The Trump administration’s Executive orders on Promoting Energy Independence and Economic Growth (“Energy Independence Order”) and Implementing an America-First Offshore Energy Strategy (“Offshore Energy Order”) set the stage to open over 90% of the continental shelf to offshore oil drilling from 2019–2024. The Offshore Energy Order ignores the statutory requirements of the Outer Continental Shelf Lands Act (“OCSLA”) and the National Environmental Policy Act (“NEPA”) to balance energy exploration with safeguards for marine life and the environment.
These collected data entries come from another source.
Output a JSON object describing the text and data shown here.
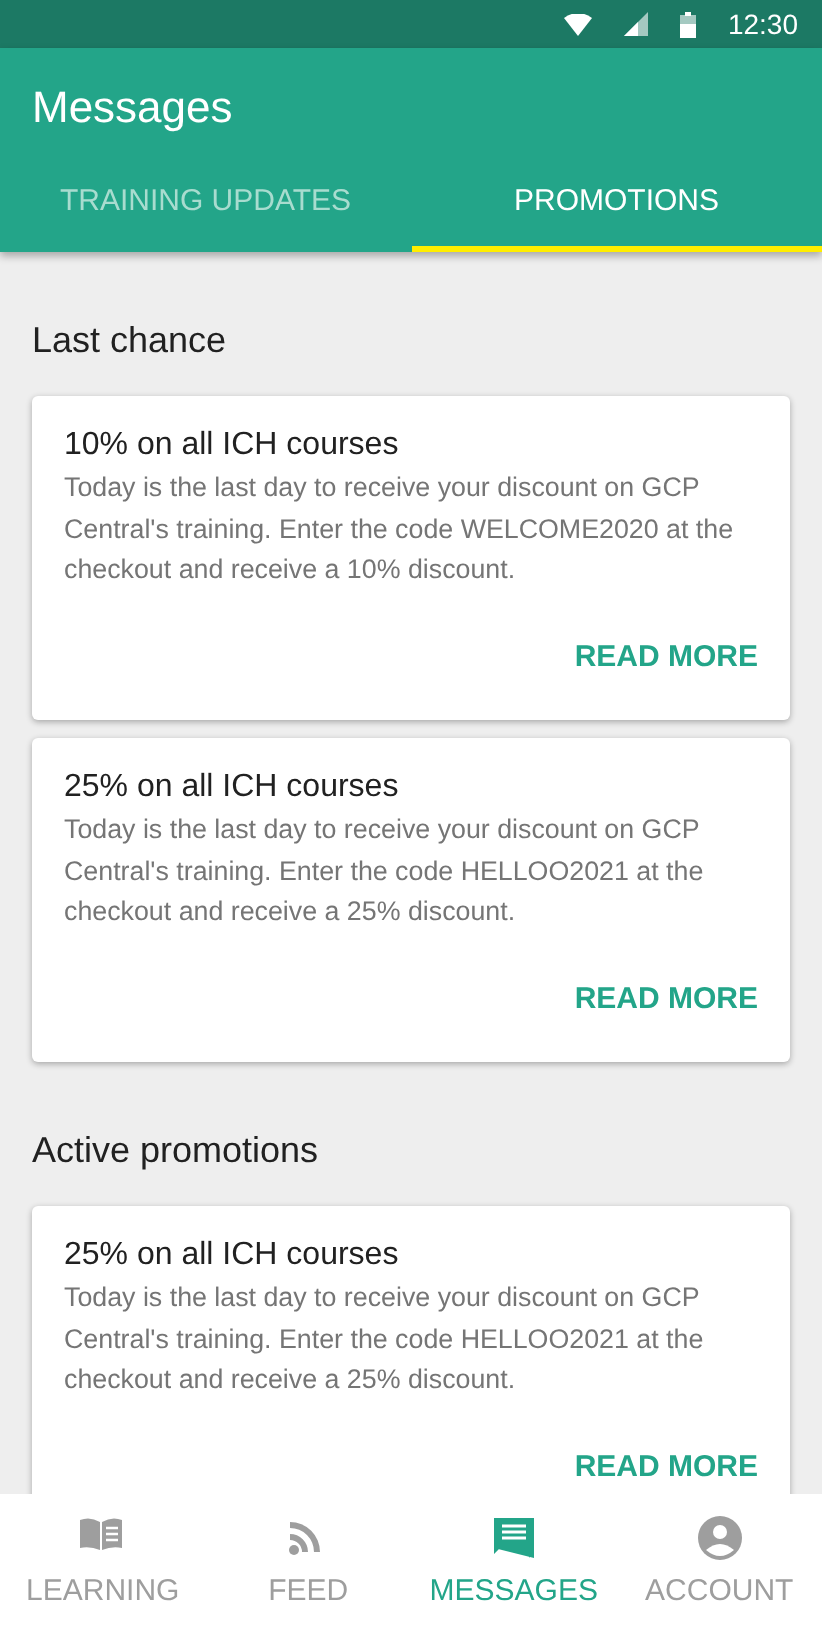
{
  "status_bar": {
    "time": "12:30"
  },
  "app_bar": {
    "title": "Messages"
  },
  "tabs": [
    {
      "label": "TRAINING UPDATES",
      "selected": false
    },
    {
      "label": "PROMOTIONS",
      "selected": true
    }
  ],
  "sections": [
    {
      "title": "Last chance",
      "cards": [
        {
          "title": "10% on all ICH courses",
          "body": "Today is the last day to receive your discount on GCP Central's training. Enter the code WELCOME2020 at the checkout and receive a 10% discount.",
          "action": "READ MORE"
        },
        {
          "title": "25% on all ICH courses",
          "body": "Today is the last day to receive your discount on GCP Central's training. Enter the code HELLOO2021 at the checkout and receive a 25% discount.",
          "action": "READ MORE"
        }
      ]
    },
    {
      "title": "Active promotions",
      "cards": [
        {
          "title": "25% on all ICH courses",
          "body": "Today is the last day to receive your discount on GCP Central's training. Enter the code HELLOO2021 at the checkout and receive a 25% discount.",
          "action": "READ MORE"
        }
      ]
    }
  ],
  "bottom_nav": [
    {
      "kind": "book",
      "label": "LEARNING",
      "selected": false
    },
    {
      "kind": "feed",
      "label": "FEED",
      "selected": false
    },
    {
      "kind": "message",
      "label": "MESSAGES",
      "selected": true
    },
    {
      "kind": "account",
      "label": "ACCOUNT",
      "selected": false
    }
  ]
}
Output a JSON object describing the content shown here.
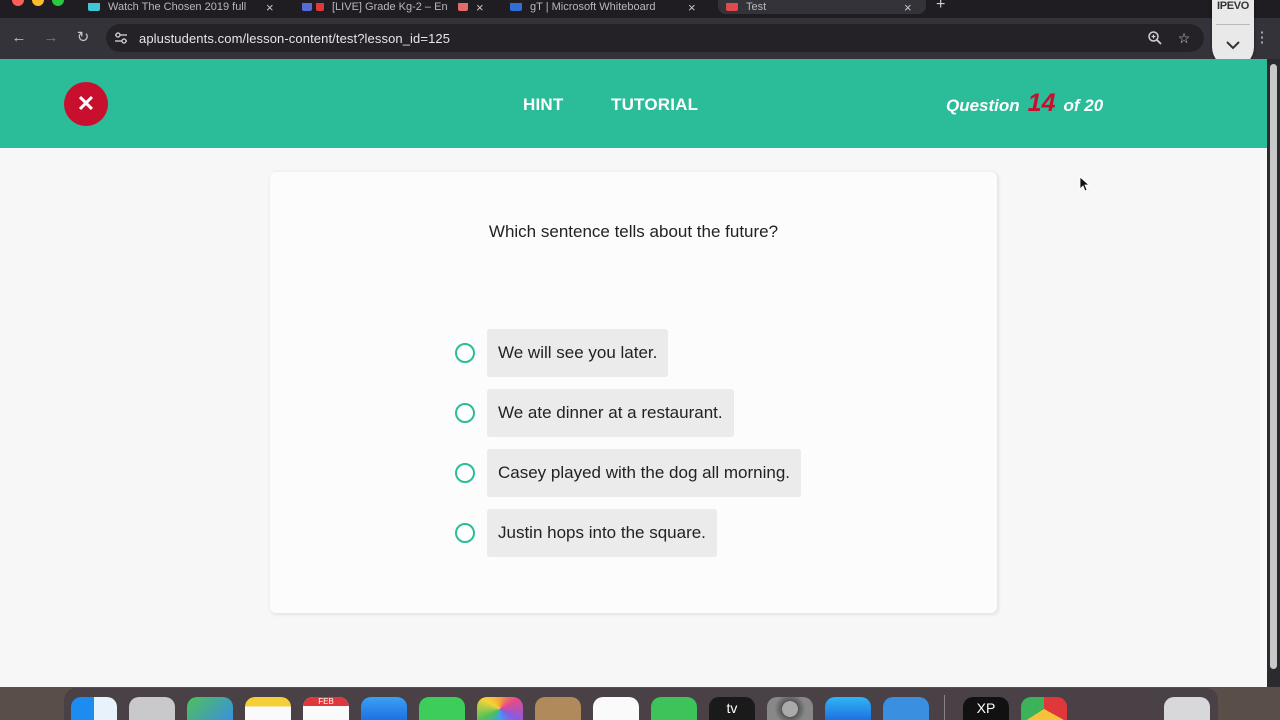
{
  "browser": {
    "tabs": [
      {
        "label": "Watch The Chosen 2019 full",
        "favicon_color": "#3fc7d6",
        "active": false
      },
      {
        "label": "[LIVE] Grade Kg-2 – En",
        "favicon_color": "#5a6ad6",
        "active": false
      },
      {
        "label": "gT | Microsoft Whiteboard",
        "favicon_color": "#2f6fd6",
        "active": false
      },
      {
        "label": "Test",
        "favicon_color": "#e04a4a",
        "active": true
      }
    ],
    "new_tab_label": "+",
    "url": "aplustudents.com/lesson-content/test?lesson_id=125"
  },
  "overlay": {
    "brand": "IPEVO"
  },
  "header": {
    "hint_label": "HINT",
    "tutorial_label": "TUTORIAL",
    "question_prefix": "Question",
    "question_number": "14",
    "question_suffix": "of 20",
    "close_symbol": "✕"
  },
  "quiz": {
    "question": "Which sentence tells about the future?",
    "options": [
      "We will see you later.",
      "We ate dinner at a restaurant.",
      "Casey played with the dog all morning.",
      "Justin hops into the square."
    ]
  },
  "dock": {
    "calendar_month": "FEB",
    "tv_label": "tv",
    "xp_label": "XP"
  },
  "colors": {
    "accent": "#2bbc9a",
    "danger": "#c8102e"
  }
}
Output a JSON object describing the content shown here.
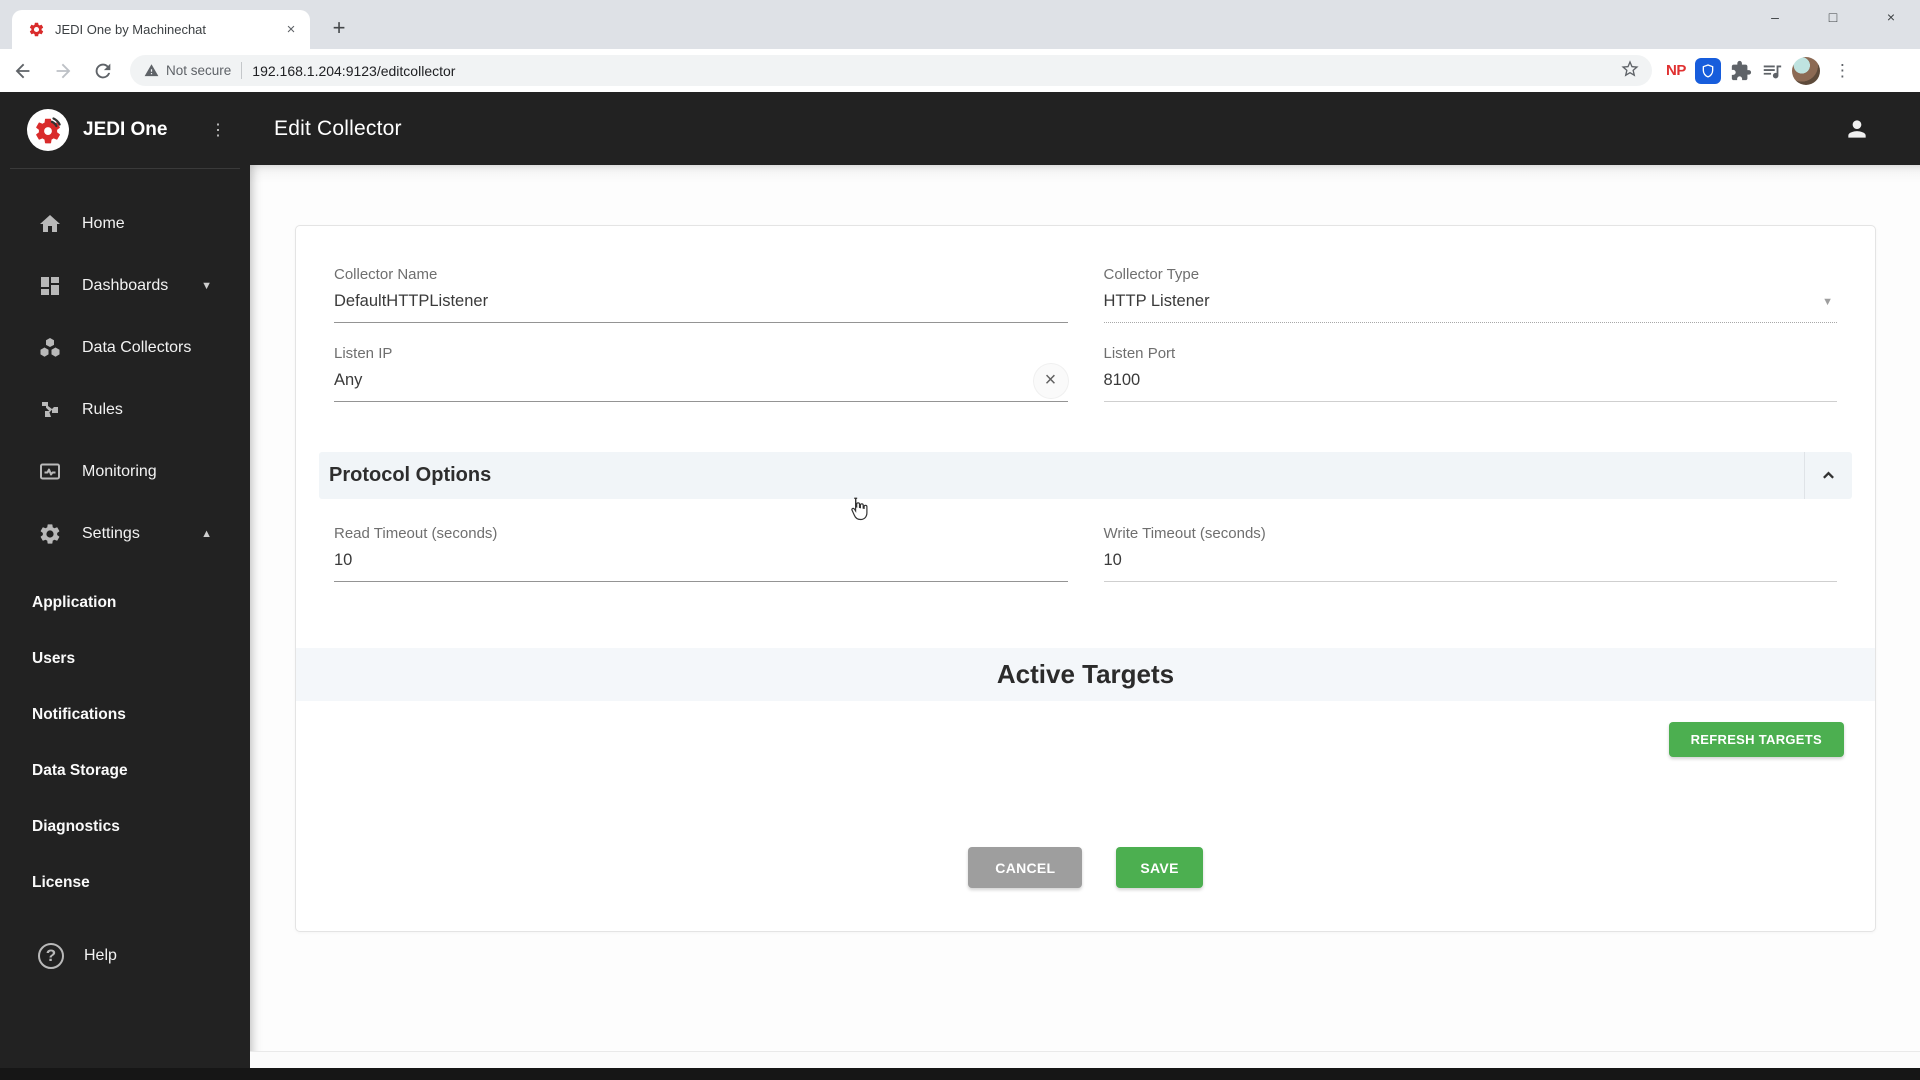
{
  "browser": {
    "tab_title": "JEDI One by Machinechat",
    "security_label": "Not secure",
    "url": "192.168.1.204:9123/editcollector",
    "np_badge": "NP"
  },
  "sidebar": {
    "brand": "JEDI One",
    "items": [
      {
        "label": "Home"
      },
      {
        "label": "Dashboards"
      },
      {
        "label": "Data Collectors"
      },
      {
        "label": "Rules"
      },
      {
        "label": "Monitoring"
      },
      {
        "label": "Settings"
      }
    ],
    "settings_children": [
      "Application",
      "Users",
      "Notifications",
      "Data Storage",
      "Diagnostics",
      "License"
    ],
    "help_label": "Help"
  },
  "header": {
    "title": "Edit Collector"
  },
  "form": {
    "collector_name": {
      "label": "Collector Name",
      "value": "DefaultHTTPListener"
    },
    "collector_type": {
      "label": "Collector Type",
      "value": "HTTP Listener"
    },
    "listen_ip": {
      "label": "Listen IP",
      "value": "Any"
    },
    "listen_port": {
      "label": "Listen Port",
      "value": "8100"
    },
    "protocol_options": {
      "title": "Protocol Options",
      "read_timeout": {
        "label": "Read Timeout (seconds)",
        "value": "10"
      },
      "write_timeout": {
        "label": "Write Timeout (seconds)",
        "value": "10"
      }
    },
    "active_targets": {
      "title": "Active Targets",
      "refresh_label": "REFRESH TARGETS"
    },
    "actions": {
      "cancel": "CANCEL",
      "save": "SAVE"
    }
  },
  "colors": {
    "accent_green": "#4caf50",
    "cancel_gray": "#9e9e9e",
    "brand_red": "#d92b2b",
    "sidebar_bg": "#222222",
    "bitwarden_blue": "#175ddc",
    "np_red": "#e03131"
  }
}
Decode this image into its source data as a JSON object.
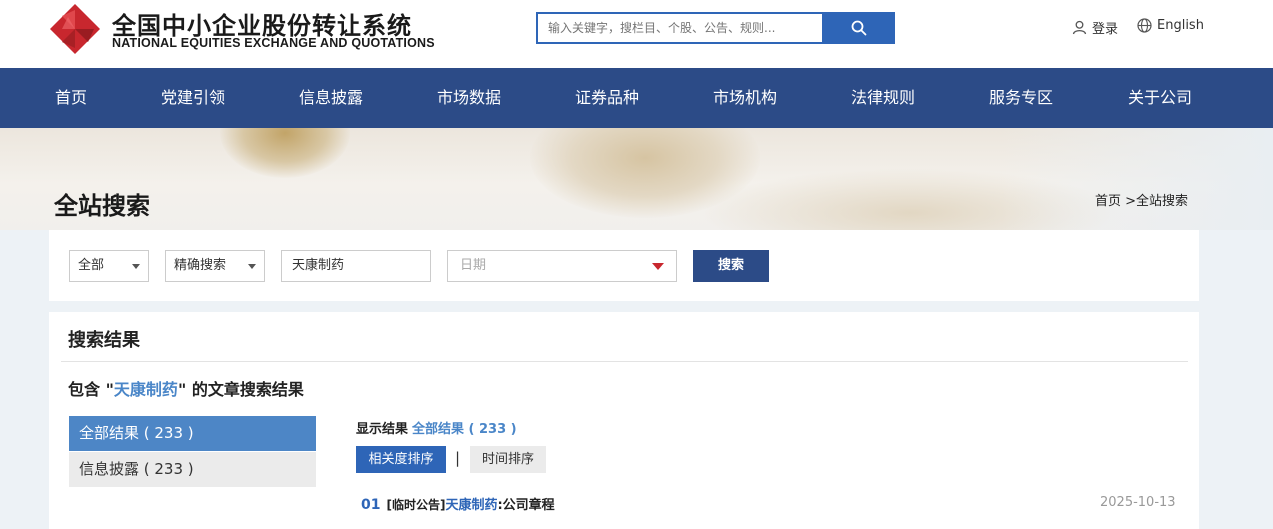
{
  "header": {
    "brand_cn": "全国中小企业股份转让系统",
    "brand_en": "NATIONAL EQUITIES EXCHANGE AND QUOTATIONS",
    "search_placeholder": "输入关键字，搜栏目、个股、公告、规则...",
    "login_label": "登录",
    "lang_label": "English"
  },
  "nav": {
    "items": [
      "首页",
      "党建引领",
      "信息披露",
      "市场数据",
      "证券品种",
      "市场机构",
      "法律规则",
      "服务专区",
      "关于公司"
    ]
  },
  "banner": {
    "title": "全站搜索",
    "breadcrumb": "首页 >全站搜索"
  },
  "filter": {
    "scope": "全部",
    "mode": "精确搜索",
    "keyword": "天康制药",
    "date_placeholder": "日期",
    "search_label": "搜索"
  },
  "results": {
    "title": "搜索结果",
    "sub_prefix": "包含 \"",
    "keyword": "天康制药",
    "sub_suffix": "\" 的文章搜索结果",
    "categories": [
      {
        "label": "全部结果 ( 233 )"
      },
      {
        "label": "信息披露 ( 233 )"
      }
    ],
    "shown_label": "显示结果",
    "shown_count": "全部结果 ( 233 )",
    "sort_relevance": "相关度排序",
    "sort_sep": "|",
    "sort_time": "时间排序",
    "items": [
      {
        "num": "01",
        "tag": "[临时公告]",
        "company": "天康制药",
        "title": ":公司章程",
        "date": "2025-10-13"
      }
    ]
  },
  "colors": {
    "nav_bg": "#2c4b87",
    "accent_blue": "#2e65b7",
    "link_blue": "#4a86c8",
    "logo_red": "#c8272e"
  }
}
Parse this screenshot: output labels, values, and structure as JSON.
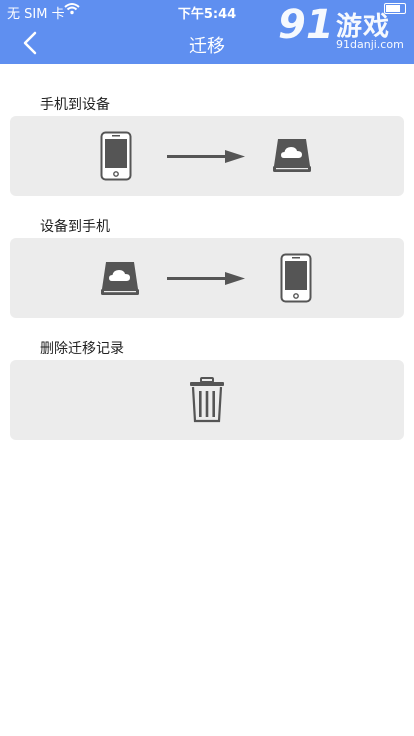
{
  "status": {
    "carrier": "无 SIM 卡",
    "time": "下午5:44"
  },
  "header": {
    "title": "迁移"
  },
  "brand": {
    "logo_num": "91",
    "logo_cn": "游戏",
    "logo_url": "91danji.com"
  },
  "sections": [
    {
      "label": "手机到设备"
    },
    {
      "label": "设备到手机"
    },
    {
      "label": "删除迁移记录"
    }
  ],
  "icons": {
    "back": "chevron-left-icon",
    "phone": "phone-icon",
    "device": "cloud-drive-icon",
    "arrow": "arrow-right-icon",
    "trash": "trash-icon"
  },
  "colors": {
    "accent": "#5f8ff0",
    "card": "#ececec",
    "icon": "#555555"
  }
}
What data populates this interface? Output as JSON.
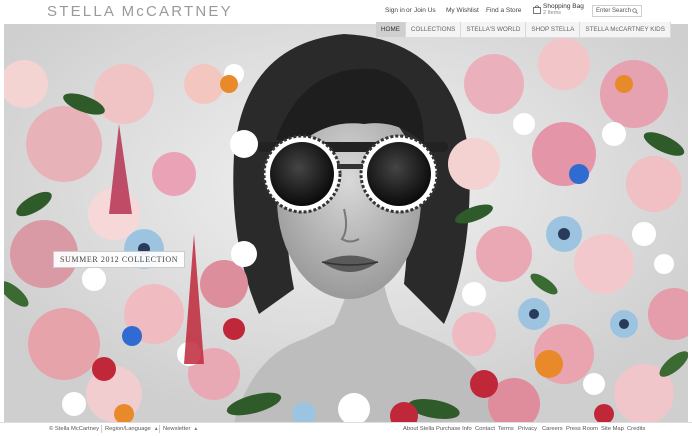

We analyze the lack of express authority in OCSLA for the President to rescind its protective designations, in comparison to other laws that grant such authority.

This Article discusses the traditional administrative processes for assessing environmental concerns with lease proposals, and contrasts those with the Trump administration’s proposals for streamlining the process. We examine the volatility of oil prices and the impact of hydraulic fracturing (“fracking”) on the viability of offshore leasing. While most mayors, governors, and senators of affected states oppose further offshore drilling, the Trump administration’s proposals ignore these stakeholders. This Article emphasizes the importance of minimizing environmental risks of offshore oil exploration and drilling, including threats to marine mammals and the fishing industry, as well as climate change implications of expanding fossil fuel exploration and use. More safety oversight is needed (including a reversal of the Trump administration’s discontinuance of the Methane Waste Rule, the Well Control Rule, and third-party audits of oil well blowout preventers). This Article concludes with the recommendation that it is imprudent to expand offshore drilling when conservation for future generations and protection of the environment is a more prudent course.